Bölgede yayıldığı tespit edilen asbeste ilişkinciddi kanser risklerinin kelam konusu olduğunu, lakin kanser riskinin uzun vadede ortaya çıkabileceğini söz eden Çalışır, asbestten bağımsız olarak ortaya çıkan tozun da kıymetli sıhhat riskleri kelam konusu olduğunu vurguladı.

Toz bulutu içerisinde gözle görülemeyecek kadar küçük toz parçacıklarının (2.5 mikron çapında) akciğerlere ulaşarak hem inflamasyona neden olduğuna hem de kana karışarak bilhassa damar hasarına yol açtığına dikkat çeken Çalışır, bu hasarın, hayati organlarda kalp krizi, inme ve felçler üzere yaşamsal hastalıkların ortaya çıkmasına neden olduğuna işaret etti.

Türk Toraks Derneği’nden Dr. Haluk ÇalışırFotoğraf: Pelin Ünker/DW

Çalışır’a nazaran toza maruziyet ayrıyeten akciğer ve mesane kanseri, teneffüs yollarında alerjik tepkilerin artması, KOAH ve astım üzere hastalıkların aktive olmasına da neden oluyor. Başka yandan gebelik sırasında anne karnında ve bebeklik devrinde akciğer gelişim bozukluklarından otizme varan çok sayıda sıhhat meselesine yol açıyor.

Halen tedbir alınabilir

TMMOB Etraf Mühendisleri Odası İstanbul Şubesi’nden Utku Fırat da bundan sonra atılacak adımlara ait, devam eden enkaz kaldırma çalışmalarında gerekli tedbirlerin alınması ve rüzgar tarafı hesaplanarak hayat alanlarının ve depolama alanlarının rüzgardan etkilenmeyecek alanlara taşınması üzere tedbirler alınabileceğine işaret etti.

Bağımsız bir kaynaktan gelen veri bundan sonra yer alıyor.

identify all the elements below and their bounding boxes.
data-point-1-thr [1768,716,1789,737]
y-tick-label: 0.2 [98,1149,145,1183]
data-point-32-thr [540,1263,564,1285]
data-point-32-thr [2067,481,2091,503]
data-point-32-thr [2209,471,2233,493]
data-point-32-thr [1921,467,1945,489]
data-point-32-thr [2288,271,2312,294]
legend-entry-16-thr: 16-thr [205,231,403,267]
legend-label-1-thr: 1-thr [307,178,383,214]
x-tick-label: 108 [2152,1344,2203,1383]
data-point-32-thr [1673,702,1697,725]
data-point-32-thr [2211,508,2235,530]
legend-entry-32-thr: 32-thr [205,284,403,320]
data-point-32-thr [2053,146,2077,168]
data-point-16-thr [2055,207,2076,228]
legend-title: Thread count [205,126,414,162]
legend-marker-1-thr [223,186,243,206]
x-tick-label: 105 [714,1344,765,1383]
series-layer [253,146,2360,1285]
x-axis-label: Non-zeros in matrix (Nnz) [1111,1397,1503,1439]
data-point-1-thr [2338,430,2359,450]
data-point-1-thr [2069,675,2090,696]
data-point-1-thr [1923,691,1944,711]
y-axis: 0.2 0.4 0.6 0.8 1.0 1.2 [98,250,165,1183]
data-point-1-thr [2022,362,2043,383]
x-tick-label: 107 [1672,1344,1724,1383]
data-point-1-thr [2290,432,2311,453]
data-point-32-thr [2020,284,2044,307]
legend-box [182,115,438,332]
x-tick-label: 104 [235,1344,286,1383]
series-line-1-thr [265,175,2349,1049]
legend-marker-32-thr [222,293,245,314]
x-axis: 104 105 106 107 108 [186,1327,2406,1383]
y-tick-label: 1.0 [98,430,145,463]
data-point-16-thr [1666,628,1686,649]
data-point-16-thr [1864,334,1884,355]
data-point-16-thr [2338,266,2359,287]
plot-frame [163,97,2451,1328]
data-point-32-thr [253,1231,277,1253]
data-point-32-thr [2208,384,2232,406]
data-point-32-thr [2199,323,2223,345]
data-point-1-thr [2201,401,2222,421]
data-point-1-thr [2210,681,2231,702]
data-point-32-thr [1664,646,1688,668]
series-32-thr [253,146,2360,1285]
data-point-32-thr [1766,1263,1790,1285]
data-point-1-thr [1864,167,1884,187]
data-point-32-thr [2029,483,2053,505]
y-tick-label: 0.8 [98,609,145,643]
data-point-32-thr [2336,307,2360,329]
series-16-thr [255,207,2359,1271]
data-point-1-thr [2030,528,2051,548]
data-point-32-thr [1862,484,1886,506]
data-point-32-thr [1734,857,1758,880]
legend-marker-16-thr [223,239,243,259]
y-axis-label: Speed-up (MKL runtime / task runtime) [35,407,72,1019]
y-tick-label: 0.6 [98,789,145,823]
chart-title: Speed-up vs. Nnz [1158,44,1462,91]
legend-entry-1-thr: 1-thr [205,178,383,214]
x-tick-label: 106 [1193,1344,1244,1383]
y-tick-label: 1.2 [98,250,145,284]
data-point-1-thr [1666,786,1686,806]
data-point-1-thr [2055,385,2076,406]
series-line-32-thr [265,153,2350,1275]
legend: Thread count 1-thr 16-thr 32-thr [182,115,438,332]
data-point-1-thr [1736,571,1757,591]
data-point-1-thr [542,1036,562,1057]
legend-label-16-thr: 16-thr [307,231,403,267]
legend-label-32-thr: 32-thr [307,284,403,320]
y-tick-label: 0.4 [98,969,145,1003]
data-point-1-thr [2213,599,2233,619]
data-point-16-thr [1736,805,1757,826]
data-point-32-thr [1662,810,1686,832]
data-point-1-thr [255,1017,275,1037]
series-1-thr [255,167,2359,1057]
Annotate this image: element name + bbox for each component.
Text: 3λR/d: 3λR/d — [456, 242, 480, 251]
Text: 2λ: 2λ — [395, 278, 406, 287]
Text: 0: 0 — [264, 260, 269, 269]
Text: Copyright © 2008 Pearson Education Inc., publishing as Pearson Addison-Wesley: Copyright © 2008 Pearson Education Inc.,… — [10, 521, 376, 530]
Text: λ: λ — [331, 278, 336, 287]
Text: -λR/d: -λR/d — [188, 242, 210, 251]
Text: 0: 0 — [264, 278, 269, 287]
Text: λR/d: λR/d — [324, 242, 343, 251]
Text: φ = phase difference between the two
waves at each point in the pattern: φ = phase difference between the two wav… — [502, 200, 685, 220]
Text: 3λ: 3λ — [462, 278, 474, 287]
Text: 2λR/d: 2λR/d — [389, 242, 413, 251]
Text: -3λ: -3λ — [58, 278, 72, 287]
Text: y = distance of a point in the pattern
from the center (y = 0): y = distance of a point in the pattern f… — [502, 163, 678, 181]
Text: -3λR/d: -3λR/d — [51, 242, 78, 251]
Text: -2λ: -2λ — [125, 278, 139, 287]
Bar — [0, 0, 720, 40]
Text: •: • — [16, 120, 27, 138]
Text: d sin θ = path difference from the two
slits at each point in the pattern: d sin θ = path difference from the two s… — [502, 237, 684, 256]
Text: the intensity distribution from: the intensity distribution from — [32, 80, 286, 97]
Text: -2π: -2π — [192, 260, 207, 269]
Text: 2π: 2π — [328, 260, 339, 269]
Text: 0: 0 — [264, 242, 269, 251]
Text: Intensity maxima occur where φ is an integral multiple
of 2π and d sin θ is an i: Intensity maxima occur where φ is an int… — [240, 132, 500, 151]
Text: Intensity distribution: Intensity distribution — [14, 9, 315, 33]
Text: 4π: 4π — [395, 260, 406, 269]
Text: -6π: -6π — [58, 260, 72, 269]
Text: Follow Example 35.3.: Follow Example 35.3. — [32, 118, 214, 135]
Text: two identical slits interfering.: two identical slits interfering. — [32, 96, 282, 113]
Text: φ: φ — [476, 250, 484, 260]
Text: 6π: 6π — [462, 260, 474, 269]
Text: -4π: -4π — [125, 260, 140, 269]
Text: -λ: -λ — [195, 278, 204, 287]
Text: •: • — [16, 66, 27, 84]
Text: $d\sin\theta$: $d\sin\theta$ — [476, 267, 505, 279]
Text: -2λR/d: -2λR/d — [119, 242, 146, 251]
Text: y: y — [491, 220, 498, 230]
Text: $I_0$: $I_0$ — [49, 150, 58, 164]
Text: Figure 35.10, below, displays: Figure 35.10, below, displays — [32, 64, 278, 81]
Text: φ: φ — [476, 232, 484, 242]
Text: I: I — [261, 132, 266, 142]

Bölgede toz ve asbest maruziyet riskinin bu kadar büyük olmasının en önemli nedeninin, atık idare uygulamalarında yapılan yanlışlar olduğunu vurgulayan Fırat, “Yetkililere düşen vazife, bu tehditleri görmezden gelmek değil, alınması gereken acil tedbirleri hayata geçirmektir” dedi.

DW Türkçe’ye VPN ile nasıl ulaşılabilir?